Background to this inspection
Updated
9 November 2018
This inspection commenced on 19 September 2018 and was unannounced, the inspection team consisted of two adult social care inspectors. One of the inspectors also visited the home again on 20 September 2018. This visit was announced and was to ensure the acting manager and the manager would be available to meet with us.
Prior to our inspection visit we reviewed the service’s inspection history, current registration status and other notifications the registered person is required to tell us about. Notifications are when registered providers send us information about certain changes, events or incidents that occur within the service. We contacted commissioners of the service, safeguarding and Healthwatch to ascertain whether they held any information about the service. Healthwatch is an independent consumer champion that gathers and represents the views of the public about health and social care services in England. This information was used to assist with the planning of our inspection and inform our judgements about the service.
Before the inspection, the provider completed a Provider Information Return (PIR). This is a form that asks the provider to give some key information about the service, what the service does well and improvements they plan to make. This information was used to help inform our inspection.
We used a number of different methods to help us understand the experiences of people who lived in the home. We spent time in the lounge and dining room areas observing the care and support people received. We spoke with four people who were living in the home and a visiting relative who was also a registered volunteer with Kenmore. We also spoke with the acting manager, manager, deputy manager and seven other staff which included a nurse, support workers an ancillary worker and two staff whose role was to facilitate the volunteers and activities. We reviewed five staff recruitment files and three people’s care plans. We looked also looked at some people’s medication administration records and a variety of documents which related to the management and governance of the home. Following the inspection, we spoke with four relatives of people who lived at the home, on the telephone.
Updated
9 November 2018
The inspection of Kenmore took place on 19 and 22 September 2018. We previously inspected the service in January 2018, at that time we found the registered provider was not meeting the regulations relating to consent, safe care and treatment, staffing, fit and proper persons employed and good governance. We rated them as inadequate and placed the home in special measures. The purpose of this inspection was to see if significant improvements had been made and to review the quality of the service currently being provided for people.
Kenmore is a 'care home'. People in care homes receive accommodation and nursing or personal care as a single package under one contractual agreement. The Care Quality Commission (CQC) regulates both the premises and the care provided, and both were looked at during this inspection. Kenmore is registered to provide nursing and residential care for up to 26 people. At the time of the inspection 16 people were living at the home.

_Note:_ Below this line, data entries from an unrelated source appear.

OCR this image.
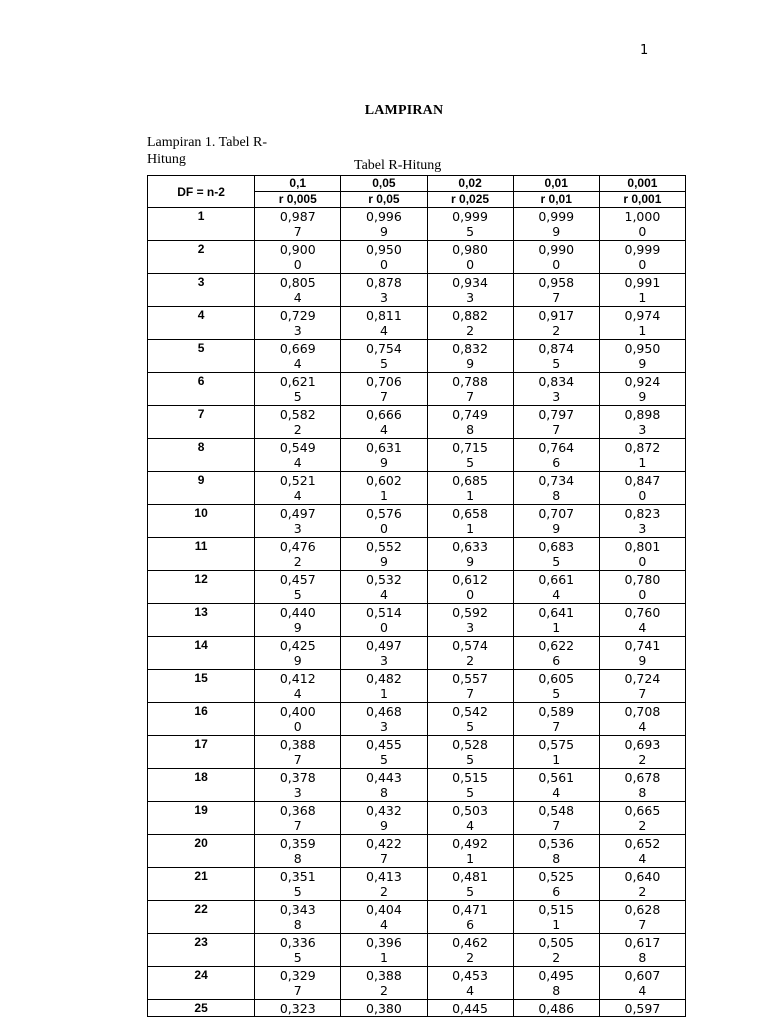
1
LAMPIRAN
Lampiran 1. Tabel R-Hitung	Tabel R-Hitung
DF = n-2	0,1	0,05	0,02	0,01	0,001
	r 0,005	r 0,05	r 0,025	r 0,01	r 0,001
1	0,9877	0,9969	0,9995	0,9999	1,0000

2	0,9000	0,9500	0,9800	0,9900	0,9990

3	0,8054	0,8783	0,9343	0,9587	0,9911

4	0,7293	0,8114	0,8822	0,9172	0,9741

5	0,6694	0,7545	0,8329	0,8745	0,9509

6	0,6215	0,7067	0,7887	0,8343	0,9249

7	0,5822	0,6664	0,7498	0,7977	0,8983

8	0,5494	0,6319	0,7155	0,7646	0,8721

9	0,5214	0,6021	0,6851	0,7348	0,8470

10	0,4973	0,5760	0,6581	0,7079	0,8233

11	0,4762	0,5529	0,6339	0,6835	0,8010

12	0,4575	0,5324	0,6120	0,6614	0,7800

13	0,4409	0,5140	0,5923	0,6411	0,7604

14	0,4259	0,4973	0,5742	0,6226	0,7419

15	0,4124	0,4821	0,5577	0,6055	0,7247

16	0,4000	0,4683	0,5425	0,5897	0,7084

17	0,3887	0,4555	0,5285	0,5751	0,6932

18	0,3783	0,4438	0,5155	0,5614	0,6788

19	0,3687	0,4329	0,5034	0,5487	0,6652

20	0,3598	0,4227	0,4921	0,5368	0,6524

21	0,3515	0,4132	0,4815	0,5256	0,6402

22	0,3438	0,4044	0,4716	0,5151	0,6287

23	0,3365	0,3961	0,4622	0,5052	0,6178

24	0,3297	0,3882	0,4534	0,4958	0,6074

25	0,323	0,380	0,445	0,486	0,597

At the time of the inspection the home did not have a registered manager in place. The registered manager had left the organisation in March 2018, an acting manager had been in post since then. A new manager had been recruited, they had commenced employment on 17 September 2018, they had not yet commenced their application to register with the Care Quality Commission. A registered manager is a person who has registered with the Care Quality Commission to manage the service. Like registered providers, they are ‘registered persons’. Registered persons have legal responsibility for meeting the requirements in the Health and Social Care Act 2008 and associated Regulations about how the service is run.
People told us they felt safe. Risk assessments were in place and people received appropriate care and support where a risk was identified. Many of the previous concerns regarding medicines had been addressed although further work was required to ensure records provided sufficient detail.
Previous concerns regarding the risk of Legionella had been addressed. Equipment was serviced and maintained. Work was still to be done to meet the recommendations of a recent fire risk assessment.
Improvements had been made to staff recruitment. Staff efficiency had been improved by the introduction of walkie talkies.
New staff received an induction when they commenced employment. Most staff were up to date with their training requirements. Although some topics were listed as being ‘one off’, this meant staff did not receive refresher training in that subject. Staff were now being supported through regular supervision.
People spoke positively about the meals at Kenmore. Staff supported people to eat and drink, patiently and with discretion. We identified one person who had recently lost weight, however, their records had not been updated to reflect this.
People were supported to have maximum choice and control of their lives and staff supported them in the least restrictive way possible. However, records did not always evidence the requirements of the Mental Capacity Act 2005 had been consistently met. We have made a recommendation about meeting the requirements of Mental Capacity Act.
People and relatives told us staff were caring and kind. Staff treated people with kindness, respect and compassion. People told us staff respected their choices and staff encouraged people to retain their independence and life skills.
Staff and a number of volunteers supported people to engage in a range of activities both in the home and in the community.
Peoples care records had been updated and reviewed to ensure they were person centred and reflective of their care and support needs. Although no one at the home was receiving palliative care, the home was due to re-commence its work towards achieving accreditation for end of life care
Many of the issues raised at our previous inspection about a lack of effective governance had been addressed. The acting manager had ensured the registered providers programme of audits was implemented. These helped track the progress of the service in addressing the failing identified at our previous inspection. The acting manager had ensured regular meetings were held with staff, residents and relatives, improving communication between people, relatives, staff and management. Feedback about the acting managers conduct and approach was consistently positive.
The service is no longer in Special Measures. This is the first time the service has been rated Requires Improvement.